Quick report that, sadly, TreeClusteringRecommender (TreeClusteringRecommender2
actually!) is a no go, too. It's been running for well over an hour over the
same amount of data, and this is where its been spending its time:
"qtp0-0" prio=10 tid=0x6bada400 nid=0x7551 runnable [0x6bfec000..0x6bfed140]
java.lang.Thread.State: RUNNABLE
at
org.apache.mahout.cf.taste.impl.recommender.TreeClusteringRecommender2.findClosestClusters(TreeClusteringRecommender2.java:428)
at
org.apache.mahout.cf.taste.impl.recommender.TreeClusteringRecommender2.mergeClosestClusters(TreeClusteringRecommender2.java:331)
at
org.apache.mahout.cf.taste.impl.recommender.TreeClusteringRecommender2.buildClusters(TreeClusteringRecommender2.java:313)
at
org.apache.mahout.cf.taste.impl.recommender.TreeClusteringRecommender2.checkClustersBuilt(TreeClusteringRecommender2.java:230)
at
org.apache.mahout.cf.taste.impl.recommender.TreeClusteringRecommender2.recommend(TreeClusteringRecommender2.java:159)
at
org.apache.mahout.cf.taste.impl.recommender.CachingRecommender.recommend(CachingRecommender.java:110)
This is how I'm using it.
recommender = new TreeClusteringRecommender2(model,
new NearestNeighborClusterSimilarity(new
TanimotoCoefficientSimilarity(model)), 0.5);
recommender = new CachingRecommender(recommender);
Not sure, at this point, whether a number closer to 0.0 or 1.0 yields faster
computation (but suboptimal clustering).
So, I'm guessing that TreeClusteringRecommender2 may also not be an option when
working with a non-trivial dataset:
$ # number of distinct users
$ cut -d, -f1 input.txt | sort | uniq | wc -l
899308
$ # number of distinct items
$ cut -d, -f2 input.txt | sort | uniq | wc -l
60302
Otis
--
Sematext -- http://sematext.com/ -- Lucene - Solr - Nutch
----- Original Message ----
> From: Otis Gospodnetic <[EMAIL PROTECTED]>
> To: [email protected]
> Sent: Friday, October 31, 2008 1:12:04 PM
> Subject: Taste: real-time no go - distributed pre-computing?
>
> Hello,
>
> I'm using TanimotoCoefficientSimilarity.
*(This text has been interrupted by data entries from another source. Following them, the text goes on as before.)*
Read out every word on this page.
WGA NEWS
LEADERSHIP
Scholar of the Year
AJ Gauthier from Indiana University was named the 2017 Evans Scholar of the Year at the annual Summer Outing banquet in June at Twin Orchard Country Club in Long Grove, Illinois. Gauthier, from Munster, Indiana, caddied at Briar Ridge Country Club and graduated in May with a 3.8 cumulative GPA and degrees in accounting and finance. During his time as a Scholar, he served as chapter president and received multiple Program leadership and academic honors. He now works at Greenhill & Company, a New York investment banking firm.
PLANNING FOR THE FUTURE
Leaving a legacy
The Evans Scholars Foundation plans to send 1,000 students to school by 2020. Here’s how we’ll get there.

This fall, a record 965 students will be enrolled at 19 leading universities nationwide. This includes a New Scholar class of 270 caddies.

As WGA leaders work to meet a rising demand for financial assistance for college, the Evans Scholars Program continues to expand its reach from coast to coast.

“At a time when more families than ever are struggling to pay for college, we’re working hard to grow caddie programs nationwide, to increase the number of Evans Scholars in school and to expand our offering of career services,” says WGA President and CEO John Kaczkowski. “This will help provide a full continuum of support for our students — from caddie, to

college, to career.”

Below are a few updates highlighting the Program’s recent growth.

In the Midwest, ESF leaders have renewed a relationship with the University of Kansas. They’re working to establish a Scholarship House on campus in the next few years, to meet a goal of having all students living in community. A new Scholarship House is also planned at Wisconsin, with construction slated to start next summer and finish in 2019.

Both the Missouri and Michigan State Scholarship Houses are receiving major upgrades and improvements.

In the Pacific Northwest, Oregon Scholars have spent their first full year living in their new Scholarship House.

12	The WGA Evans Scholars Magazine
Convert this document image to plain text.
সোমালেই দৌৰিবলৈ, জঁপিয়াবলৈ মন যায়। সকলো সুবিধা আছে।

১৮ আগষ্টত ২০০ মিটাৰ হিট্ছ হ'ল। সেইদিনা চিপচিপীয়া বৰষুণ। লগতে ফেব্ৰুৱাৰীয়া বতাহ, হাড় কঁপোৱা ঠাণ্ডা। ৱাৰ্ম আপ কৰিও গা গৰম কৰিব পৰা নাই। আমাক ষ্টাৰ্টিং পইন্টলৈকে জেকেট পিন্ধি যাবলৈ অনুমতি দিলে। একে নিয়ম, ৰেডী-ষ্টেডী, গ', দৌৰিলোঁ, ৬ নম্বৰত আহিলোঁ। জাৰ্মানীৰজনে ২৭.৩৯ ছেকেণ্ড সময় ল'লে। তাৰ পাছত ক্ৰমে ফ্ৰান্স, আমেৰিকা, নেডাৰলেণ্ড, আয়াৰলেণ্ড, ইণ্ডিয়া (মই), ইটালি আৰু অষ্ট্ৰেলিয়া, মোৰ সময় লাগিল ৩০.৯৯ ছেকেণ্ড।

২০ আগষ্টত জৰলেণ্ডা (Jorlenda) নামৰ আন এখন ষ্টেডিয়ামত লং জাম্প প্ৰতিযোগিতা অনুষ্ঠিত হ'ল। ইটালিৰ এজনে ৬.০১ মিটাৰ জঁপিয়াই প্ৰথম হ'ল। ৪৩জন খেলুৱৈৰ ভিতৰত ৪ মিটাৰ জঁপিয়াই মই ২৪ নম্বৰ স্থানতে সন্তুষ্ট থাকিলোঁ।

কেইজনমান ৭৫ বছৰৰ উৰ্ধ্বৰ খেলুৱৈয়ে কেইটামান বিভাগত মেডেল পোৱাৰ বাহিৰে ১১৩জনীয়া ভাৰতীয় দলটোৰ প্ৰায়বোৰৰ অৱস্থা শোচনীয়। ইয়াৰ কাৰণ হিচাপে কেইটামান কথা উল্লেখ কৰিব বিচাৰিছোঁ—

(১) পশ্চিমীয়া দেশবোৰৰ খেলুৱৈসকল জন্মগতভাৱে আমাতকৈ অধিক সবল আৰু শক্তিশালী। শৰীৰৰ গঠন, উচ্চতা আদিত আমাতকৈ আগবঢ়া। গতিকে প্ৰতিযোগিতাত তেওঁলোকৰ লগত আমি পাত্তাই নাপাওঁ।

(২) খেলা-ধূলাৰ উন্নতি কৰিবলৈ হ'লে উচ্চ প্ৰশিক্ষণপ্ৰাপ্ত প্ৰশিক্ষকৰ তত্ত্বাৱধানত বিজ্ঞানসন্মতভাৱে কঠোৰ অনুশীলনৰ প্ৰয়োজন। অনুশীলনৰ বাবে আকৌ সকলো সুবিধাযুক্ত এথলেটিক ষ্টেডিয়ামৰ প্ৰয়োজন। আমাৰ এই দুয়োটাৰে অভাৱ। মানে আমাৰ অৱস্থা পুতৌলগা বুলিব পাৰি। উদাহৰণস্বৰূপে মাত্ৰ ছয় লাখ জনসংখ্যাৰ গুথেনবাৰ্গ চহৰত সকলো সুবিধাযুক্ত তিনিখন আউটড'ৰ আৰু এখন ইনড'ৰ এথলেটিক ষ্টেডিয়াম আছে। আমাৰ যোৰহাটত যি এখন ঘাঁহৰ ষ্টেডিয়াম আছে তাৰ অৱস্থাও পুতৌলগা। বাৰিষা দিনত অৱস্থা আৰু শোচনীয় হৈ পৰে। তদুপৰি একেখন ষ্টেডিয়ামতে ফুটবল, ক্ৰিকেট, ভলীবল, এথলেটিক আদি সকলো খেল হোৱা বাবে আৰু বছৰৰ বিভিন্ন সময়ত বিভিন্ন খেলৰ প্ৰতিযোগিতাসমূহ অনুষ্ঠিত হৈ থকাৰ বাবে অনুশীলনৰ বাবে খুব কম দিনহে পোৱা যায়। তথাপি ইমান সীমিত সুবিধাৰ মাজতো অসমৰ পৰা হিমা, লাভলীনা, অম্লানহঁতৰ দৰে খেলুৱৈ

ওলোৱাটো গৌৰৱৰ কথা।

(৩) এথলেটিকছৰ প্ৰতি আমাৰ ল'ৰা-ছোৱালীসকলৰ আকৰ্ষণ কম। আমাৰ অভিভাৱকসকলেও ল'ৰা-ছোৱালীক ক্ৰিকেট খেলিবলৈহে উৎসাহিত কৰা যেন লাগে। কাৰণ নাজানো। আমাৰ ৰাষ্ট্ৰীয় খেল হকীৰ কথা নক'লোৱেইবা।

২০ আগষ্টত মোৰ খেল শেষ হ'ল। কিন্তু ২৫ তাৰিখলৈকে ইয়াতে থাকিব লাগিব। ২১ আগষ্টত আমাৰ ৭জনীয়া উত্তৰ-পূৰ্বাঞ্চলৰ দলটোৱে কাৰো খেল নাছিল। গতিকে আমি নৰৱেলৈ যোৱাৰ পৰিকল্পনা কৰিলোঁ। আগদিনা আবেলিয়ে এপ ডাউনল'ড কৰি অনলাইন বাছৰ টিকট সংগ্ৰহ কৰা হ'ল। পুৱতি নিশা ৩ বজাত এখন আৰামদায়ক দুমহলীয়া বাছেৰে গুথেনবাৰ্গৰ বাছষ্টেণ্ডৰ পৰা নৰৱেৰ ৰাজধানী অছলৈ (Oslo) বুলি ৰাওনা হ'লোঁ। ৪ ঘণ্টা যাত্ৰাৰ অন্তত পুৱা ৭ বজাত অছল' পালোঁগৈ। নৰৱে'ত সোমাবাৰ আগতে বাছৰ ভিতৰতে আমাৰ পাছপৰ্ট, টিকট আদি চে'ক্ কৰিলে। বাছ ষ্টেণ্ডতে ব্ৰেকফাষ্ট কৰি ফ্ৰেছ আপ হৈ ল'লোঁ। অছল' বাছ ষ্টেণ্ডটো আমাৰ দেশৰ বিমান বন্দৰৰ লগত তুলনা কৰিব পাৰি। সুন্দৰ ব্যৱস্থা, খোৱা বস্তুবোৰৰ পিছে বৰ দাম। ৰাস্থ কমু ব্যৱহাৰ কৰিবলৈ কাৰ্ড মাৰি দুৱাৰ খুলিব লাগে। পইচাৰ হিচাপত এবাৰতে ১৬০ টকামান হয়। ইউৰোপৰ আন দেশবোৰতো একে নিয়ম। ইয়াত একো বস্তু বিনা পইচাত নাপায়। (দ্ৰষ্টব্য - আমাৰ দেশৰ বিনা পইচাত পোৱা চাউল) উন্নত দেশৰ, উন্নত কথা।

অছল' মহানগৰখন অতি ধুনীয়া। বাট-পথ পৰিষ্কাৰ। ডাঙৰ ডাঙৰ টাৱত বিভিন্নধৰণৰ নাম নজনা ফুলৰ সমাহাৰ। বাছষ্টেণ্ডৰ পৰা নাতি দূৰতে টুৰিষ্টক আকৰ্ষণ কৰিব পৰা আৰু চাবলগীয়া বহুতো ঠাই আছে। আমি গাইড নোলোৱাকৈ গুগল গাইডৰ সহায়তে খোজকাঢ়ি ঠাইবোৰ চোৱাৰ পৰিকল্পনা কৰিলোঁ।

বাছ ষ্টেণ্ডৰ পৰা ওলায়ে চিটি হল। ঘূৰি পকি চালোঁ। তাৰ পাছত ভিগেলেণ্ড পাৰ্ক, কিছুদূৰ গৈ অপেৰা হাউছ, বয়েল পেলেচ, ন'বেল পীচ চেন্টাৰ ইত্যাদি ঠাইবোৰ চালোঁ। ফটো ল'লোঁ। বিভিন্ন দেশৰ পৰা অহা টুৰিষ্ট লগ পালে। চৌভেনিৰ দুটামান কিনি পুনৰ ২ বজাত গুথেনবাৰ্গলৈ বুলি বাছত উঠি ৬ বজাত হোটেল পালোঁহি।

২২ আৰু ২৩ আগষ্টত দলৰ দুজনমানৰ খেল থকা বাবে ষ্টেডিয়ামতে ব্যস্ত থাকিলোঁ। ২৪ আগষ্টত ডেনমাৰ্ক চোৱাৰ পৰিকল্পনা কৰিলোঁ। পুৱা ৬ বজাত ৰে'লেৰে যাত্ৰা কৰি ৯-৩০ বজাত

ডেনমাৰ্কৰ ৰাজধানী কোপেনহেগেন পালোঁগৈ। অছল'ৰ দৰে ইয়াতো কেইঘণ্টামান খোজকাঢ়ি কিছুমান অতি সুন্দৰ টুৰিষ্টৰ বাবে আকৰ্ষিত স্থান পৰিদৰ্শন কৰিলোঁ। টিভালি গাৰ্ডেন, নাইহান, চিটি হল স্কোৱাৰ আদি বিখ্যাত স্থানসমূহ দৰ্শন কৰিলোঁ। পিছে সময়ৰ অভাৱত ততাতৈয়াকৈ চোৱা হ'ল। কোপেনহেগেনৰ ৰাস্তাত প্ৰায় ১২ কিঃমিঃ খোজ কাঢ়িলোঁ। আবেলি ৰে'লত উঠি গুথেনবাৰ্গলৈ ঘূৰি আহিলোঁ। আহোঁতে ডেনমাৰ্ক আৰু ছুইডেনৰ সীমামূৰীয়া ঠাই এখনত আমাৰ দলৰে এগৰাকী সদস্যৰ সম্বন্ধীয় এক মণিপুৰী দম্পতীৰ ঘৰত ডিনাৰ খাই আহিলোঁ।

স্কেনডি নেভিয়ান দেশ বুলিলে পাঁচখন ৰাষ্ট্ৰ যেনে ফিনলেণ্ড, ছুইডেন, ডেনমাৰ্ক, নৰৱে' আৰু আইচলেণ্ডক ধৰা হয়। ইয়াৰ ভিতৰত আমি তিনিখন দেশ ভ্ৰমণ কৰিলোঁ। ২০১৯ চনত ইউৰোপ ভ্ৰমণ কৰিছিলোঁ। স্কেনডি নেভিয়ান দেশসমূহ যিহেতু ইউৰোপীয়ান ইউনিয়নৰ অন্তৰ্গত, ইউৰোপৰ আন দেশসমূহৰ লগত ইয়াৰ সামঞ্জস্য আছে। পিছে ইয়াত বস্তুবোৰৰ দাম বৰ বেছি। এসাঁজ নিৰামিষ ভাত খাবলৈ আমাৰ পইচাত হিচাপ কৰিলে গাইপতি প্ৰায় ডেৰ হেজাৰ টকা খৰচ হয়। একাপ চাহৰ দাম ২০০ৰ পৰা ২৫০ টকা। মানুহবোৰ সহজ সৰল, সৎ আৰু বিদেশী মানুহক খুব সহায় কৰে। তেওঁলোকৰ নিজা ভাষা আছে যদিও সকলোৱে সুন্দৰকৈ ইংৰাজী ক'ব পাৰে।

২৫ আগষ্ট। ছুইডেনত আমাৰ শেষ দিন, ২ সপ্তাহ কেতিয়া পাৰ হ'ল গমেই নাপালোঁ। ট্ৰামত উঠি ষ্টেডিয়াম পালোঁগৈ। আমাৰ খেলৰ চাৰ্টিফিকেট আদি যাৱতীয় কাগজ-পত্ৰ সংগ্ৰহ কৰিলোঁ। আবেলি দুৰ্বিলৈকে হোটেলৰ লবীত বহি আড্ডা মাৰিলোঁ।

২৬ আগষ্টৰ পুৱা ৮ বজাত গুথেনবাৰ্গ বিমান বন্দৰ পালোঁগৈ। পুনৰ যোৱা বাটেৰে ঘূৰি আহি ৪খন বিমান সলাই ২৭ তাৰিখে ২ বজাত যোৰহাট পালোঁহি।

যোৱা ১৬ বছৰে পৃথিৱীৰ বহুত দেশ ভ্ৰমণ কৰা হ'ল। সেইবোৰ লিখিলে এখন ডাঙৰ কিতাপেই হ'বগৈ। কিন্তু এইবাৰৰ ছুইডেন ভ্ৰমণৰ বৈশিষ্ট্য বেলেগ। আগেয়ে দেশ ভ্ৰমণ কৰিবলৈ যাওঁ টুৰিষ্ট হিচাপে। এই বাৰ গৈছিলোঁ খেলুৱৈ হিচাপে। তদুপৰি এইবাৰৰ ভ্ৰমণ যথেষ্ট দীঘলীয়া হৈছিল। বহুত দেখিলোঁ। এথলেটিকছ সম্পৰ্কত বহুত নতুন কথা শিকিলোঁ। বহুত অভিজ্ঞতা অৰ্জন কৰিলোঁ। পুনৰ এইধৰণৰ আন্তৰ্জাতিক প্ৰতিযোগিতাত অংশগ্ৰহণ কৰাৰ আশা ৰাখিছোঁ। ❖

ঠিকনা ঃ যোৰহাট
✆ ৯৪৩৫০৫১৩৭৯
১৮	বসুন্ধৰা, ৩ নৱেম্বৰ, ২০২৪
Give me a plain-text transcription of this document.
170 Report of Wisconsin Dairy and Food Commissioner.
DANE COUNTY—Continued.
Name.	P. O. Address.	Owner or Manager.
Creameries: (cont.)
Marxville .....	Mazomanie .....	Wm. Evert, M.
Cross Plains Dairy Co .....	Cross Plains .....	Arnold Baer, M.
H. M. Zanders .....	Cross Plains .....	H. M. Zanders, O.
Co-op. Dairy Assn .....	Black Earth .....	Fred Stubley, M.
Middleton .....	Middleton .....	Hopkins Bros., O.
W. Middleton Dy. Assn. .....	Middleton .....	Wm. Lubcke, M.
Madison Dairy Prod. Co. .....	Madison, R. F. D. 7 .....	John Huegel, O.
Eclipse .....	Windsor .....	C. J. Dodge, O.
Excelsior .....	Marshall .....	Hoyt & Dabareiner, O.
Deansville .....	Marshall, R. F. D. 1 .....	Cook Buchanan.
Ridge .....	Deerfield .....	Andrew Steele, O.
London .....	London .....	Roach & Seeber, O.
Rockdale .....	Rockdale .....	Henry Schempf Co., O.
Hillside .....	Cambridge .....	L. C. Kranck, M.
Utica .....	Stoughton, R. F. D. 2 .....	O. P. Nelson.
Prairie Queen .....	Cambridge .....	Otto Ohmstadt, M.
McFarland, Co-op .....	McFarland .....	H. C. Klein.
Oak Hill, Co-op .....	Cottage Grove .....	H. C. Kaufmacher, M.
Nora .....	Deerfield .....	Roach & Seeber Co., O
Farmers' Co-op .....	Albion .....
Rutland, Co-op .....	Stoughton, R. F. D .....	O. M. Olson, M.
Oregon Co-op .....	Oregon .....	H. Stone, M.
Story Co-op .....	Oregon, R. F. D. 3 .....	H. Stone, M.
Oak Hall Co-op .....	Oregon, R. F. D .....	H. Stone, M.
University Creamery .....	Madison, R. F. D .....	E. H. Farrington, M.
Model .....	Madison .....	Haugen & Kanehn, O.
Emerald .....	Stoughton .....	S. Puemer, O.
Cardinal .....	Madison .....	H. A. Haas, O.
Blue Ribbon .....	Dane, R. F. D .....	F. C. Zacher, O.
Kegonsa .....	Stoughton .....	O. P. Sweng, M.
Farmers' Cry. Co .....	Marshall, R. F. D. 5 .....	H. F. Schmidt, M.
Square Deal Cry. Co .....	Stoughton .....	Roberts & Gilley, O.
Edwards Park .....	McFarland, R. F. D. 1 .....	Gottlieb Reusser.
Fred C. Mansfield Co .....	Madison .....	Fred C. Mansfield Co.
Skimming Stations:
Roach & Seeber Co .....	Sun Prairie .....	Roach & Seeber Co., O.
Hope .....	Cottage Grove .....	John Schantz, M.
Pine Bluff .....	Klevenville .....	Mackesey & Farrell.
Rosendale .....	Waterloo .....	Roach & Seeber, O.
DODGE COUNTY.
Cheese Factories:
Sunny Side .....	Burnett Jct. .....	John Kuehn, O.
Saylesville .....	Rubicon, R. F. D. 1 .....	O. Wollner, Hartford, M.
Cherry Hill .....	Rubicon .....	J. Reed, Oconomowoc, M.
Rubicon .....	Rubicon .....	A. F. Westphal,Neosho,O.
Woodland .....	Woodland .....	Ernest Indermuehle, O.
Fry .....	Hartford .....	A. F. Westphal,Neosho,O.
With or without Rescorer, virtually
> all time gets spent in TanimotoCoefficientSimilarity.itemCorrelation (see
> below).
> I have not profiled things yet, but looking at
> TanimotoCoefficientSimilarity.itemCorrelation I don't see much room for
> performance improvement.
>
> So how can this puppy scale? From what I can tell so far, the only way
> to scale is to really pre-compute recommendations for all users ahead
> of time and simply store them somewhere (e.g. DB, FS, memcached) for a quick
> user->recommendations lookup. It looks like real-time computation
> is out of question. Since CF/Taste sort of requires access to all
> users' data in order to compute recommendations, I don't yet see how
> data could be broken into smaller chunks and processed
> in distributed MapReduce-style... or does anyone see how this could be done?
> [1]
>
> I looked at Ian's emails again and see that he, too, says there is no
> real-time
> aspect in their system, plus it looks like they do aggregation and store
> aggregation summaries for quick lookup in a DB, but don't really use Taste
> for
> recommending items to individual users.
>
> [1]
> But this really brings me back a thread from the end of August thread, whose
> key
> messages are:
>
> http://markmail.org/message/jo66sxyyn2pklsgv
> http://markmail.org/message/cfntfbhshn5qz36n
> http://markmail.org/message/27ijhgs4ghpr6cjv
> http://markmail.org/message/eu3npmt7ggzc2jaq
>
> It sounds like the next step to try are TreeClusteringRecommender and
> TreeClusteringRecommender2...
>
> Thanks,
> Otis
> --
> Sematext -- http://sematext.com/ -- Lucene - Solr - Nutch
>
> "qtp0-0" prio=10 tid=0x08af3000 nid=0x5b94 runnable [0x6c0c6000..0x6c0c6fc0]
> java.lang.Thread.State: RUNNABLE
> at
> org.apache.mahout.cf.taste.impl.similarity.TanimotoCoefficientSimilarity.itemCorrelation(TanimotoCoefficientSimilarity.java:161)
> at
> org.apache.mahout.cf.taste.impl.recommender.GenericItemBasedRecommender.doEstimatePreference(GenericItemBasedRecommender.java:206)
> at
> org.apache.mahout.cf.taste.impl.recommender.GenericItemBasedRecommender.access$400(GenericItemBasedRecommender.java:59)
> at
> org.apache.mahout.cf.taste.impl.recommender.GenericItemBasedRecommender$Estimator.estimate(GenericItemBasedRecommender.java:265)
> at
> org.apache.mahout.cf.taste.impl.recommender.GenericItemBasedRecommender$Estimator.estimate(GenericItemBasedRecommender.java:256)
> at
> org.apache.mahout.cf.taste.impl.recommender.TopItems.getTopItems(TopItems.java:54)
> at
> org.apache.mahout.cf.taste.impl.recommender.GenericItemBasedRecommender.recommend(GenericItemBasedRecommender.java:101)
> at
> org.apache.mahout.cf.taste.impl.recommender.AbstractRecommender.recommend(AbstractRecommender.java:52)
> at
> org.apache.mahout.cf.taste.impl.recommender.CachingRecommender$RecommendationRetriever.get(CachingRecommender.java:170)
> at
> org.apache.mahout.cf.taste.impl.recommender.CachingRecommender$RecommendationRetriever.get(CachingRecommender.java:158)
> at
> org.apache.mahout.cf.taste.impl.common.Cache.getAndCacheValue(Cache.java:102)
> at org.apache.mahout.cf.taste.impl.common.Cache.get(Cache.java:76)
> at
> org.apache.mahout.cf.taste.impl.recommender.CachingRecommender.recommend(CachingRecommender.java:93)